Given a level of confidence of 99% & a population standard deviation of 10, answer the following:
(A)What other information is necessary to find the sample size (n)?
(B)Find the Maximum Error of Estimate (E) if n=77. show all work.
To find the sample size (n) given a level of confidence and a population standard deviation, you would also need to know the desired margin of error.
(A) The margin of error is the maximum distance between the sample estimate and the true population value. It represents the uncertainty in the estimate. So, to determine the sample size (n), you would need to specify the desired margin of error.
(B) To find the maximum error of estimate (E), you can use the formula:
E = Critical value * (population standard deviation / √n)
where the critical value is determined based on the level of confidence.

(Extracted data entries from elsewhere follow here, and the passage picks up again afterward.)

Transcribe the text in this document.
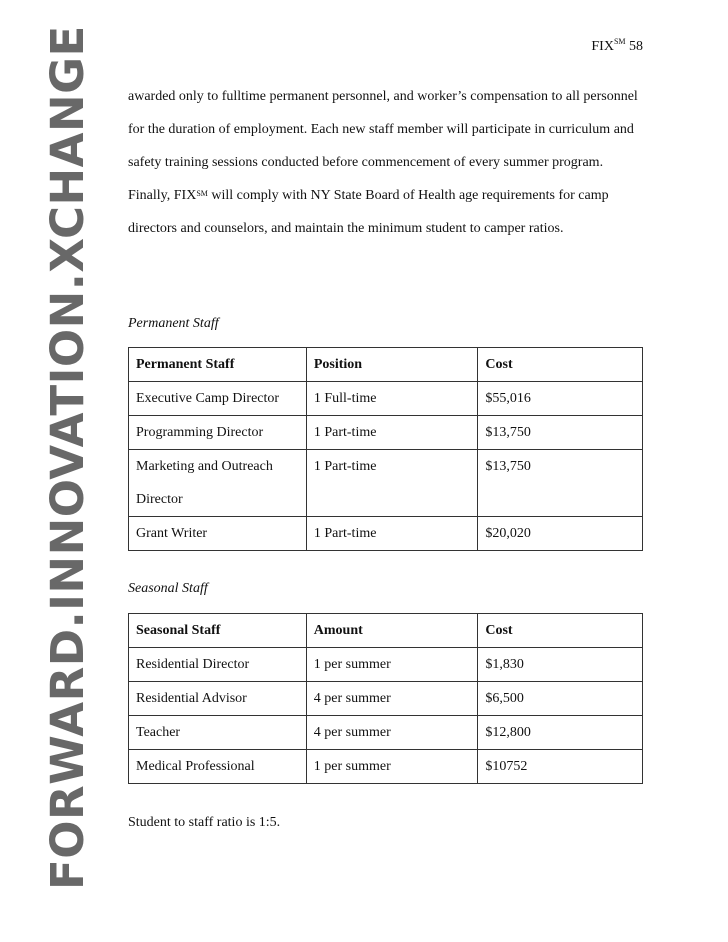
FORWARD.INNOVATION.XCHANGE	FIX℠ 58

awarded only to fulltime permanent personnel, and worker’s compensation to all personnel for the duration of employment. Each new staff member will participate in curriculum and safety training sessions conducted before commencement of every summer program. Finally, FIX℠ will comply with NY State Board of Health age requirements for camp directors and counselors, and maintain the minimum student to camper ratios.

Permanent Staff
Permanent Staff	Position	Cost
Executive Camp Director	1 Full-time	$55,016
Programming Director	1 Part-time	$13,750
Marketing and Outreach Director	1 Part-time	$13,750
Grant Writer	1 Part-time	$20,020
Seasonal Staff
Seasonal Staff	Amount	Cost
Residential Director	1 per summer	$1,830
Residential Advisor	4 per summer	$6,500
Teacher	4 per summer	$12,800
Medical Professional	1 per summer	$10752
Student to staff ratio is 1:5.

Assuming a level of confidence of 99%, this corresponds to a significance level of α = 0.01. For a two-tailed test, the critical value can be found in the z-table or calculated using a statistical software.
Let's assume the critical value for a 99% confidence level is approximately 2.576.
Next, substitute the values into the formula:
E = 2.576 * (10 / √77)
Calculating the square root of 77, we get:
E = 2.576 * (10 / 8.77496439)
Evaluating the division, we have:
E = 2.576 * 1.138958625
Calculating the product, we find:
E ≈ 2.9291
Therefore, the maximum error of estimate (E) is approximately 2.9291, assuming a sample size (n) of 77, a population standard deviation of 10, and a 99% confidence level.